Event
Huda Fakhreddine
Umm Kulthum and the Arabic Qasidah: Selection, Curation, and Performance
Huda Fakhreddine
Umm Kulthum and the Arabic Qasidah: Selection, Curation, and Performance
March 28, 2023 (Tuesday) — 5:15 pm to 7:00 pm
Lerner Center
Penn Music Building
201 S. 34th Street, Room 101
ABSTRACT
The celebrated Egyptian singer Umm Kulthum is one of the most successful re-animators of the Arabic qas̩īda in the twentieth century. Her work reveals a profound understanding of the movement of the qas̩īda from the personal to the public, from reflection to engagement, and from self to other/others. Her selection of poems, her editing of them, and her final performances all attest to her ability to “translate” and “rewrite” the archetypal form for her times, revealing in it a call for outward engagement (social, political, historical) that can only arise from a most personal and inward of postures.
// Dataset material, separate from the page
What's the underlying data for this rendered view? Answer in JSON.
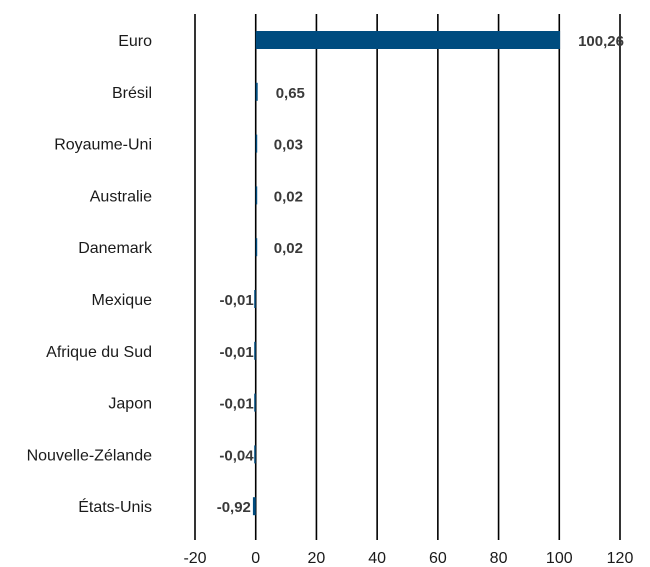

Not only evoking the tradition but also striking significant contemporary chords, these poems-turned-songs show how Umm Kulthum rewrote the Arabic qasida and forged powerful statements with deep and lasting reverberations. By studying her selections from pre-modern poetry as well as from the poetry of her contemporaries, my project showcases Umm Kulthum’s understanding the Arabic qas̩īda’s structure and ethos and her ability to activate this archetypal structure on a popular level through selection, abridgment, framing, and performance.
BIO
Huda Fakhreddine is associate professor of Arabic literature in the department of Near Eastern Languages and Civilizations. She is the author of Metapoesis in the Arabic Tradition (Brill, 2015) and The Arabic Prose Poem: Poetic Theory and Practice (Edinburgh University Press, 2021). She is the co-translator of Lighthouse for the Drowning (BOA editions, 2017), The Sky That Denied Me (University of Texas Press, 2020), and Come Take a Gentle Stab: Selections from Salim Barakat (Seagull Books, 2021). Her translations of modern Arabic poems have appeared in Banipal, World Literature Today, Nimrod, ArabLit Quarterly, the Michigan Quarterly Review and others. She is co-editor of Middle Eastern Literatures and an editor of the Library of Arabic Literature.
ATTENDANCE & REGISTRATION
This event is free and open to the public. If you attend in person, there is no need to register. We ask that you join us in person if at all possible, but for those of you who are unable to physically attend we encourage you to participate via Zoom. Registration link to attend virtually is below:
https://upenn.zoom.us/meeting/register/tJclcumppjIjE9xmWPTZul3otRqr8YTEM6Ze
NOTE: After registering, you will receive a confirmation email containing information about joining the meeting.
ABOUT
This lecture is part of the 2022-23 Penn Music Colloquium Series. The Department of Music's main Colloquium Series showcases new research by leading scholars in music and sound studies and composers both in the United States and internationally. All Music Colloquia will take place in Room 101 of the Lerner Center on Tuesdays at 5:15 PM.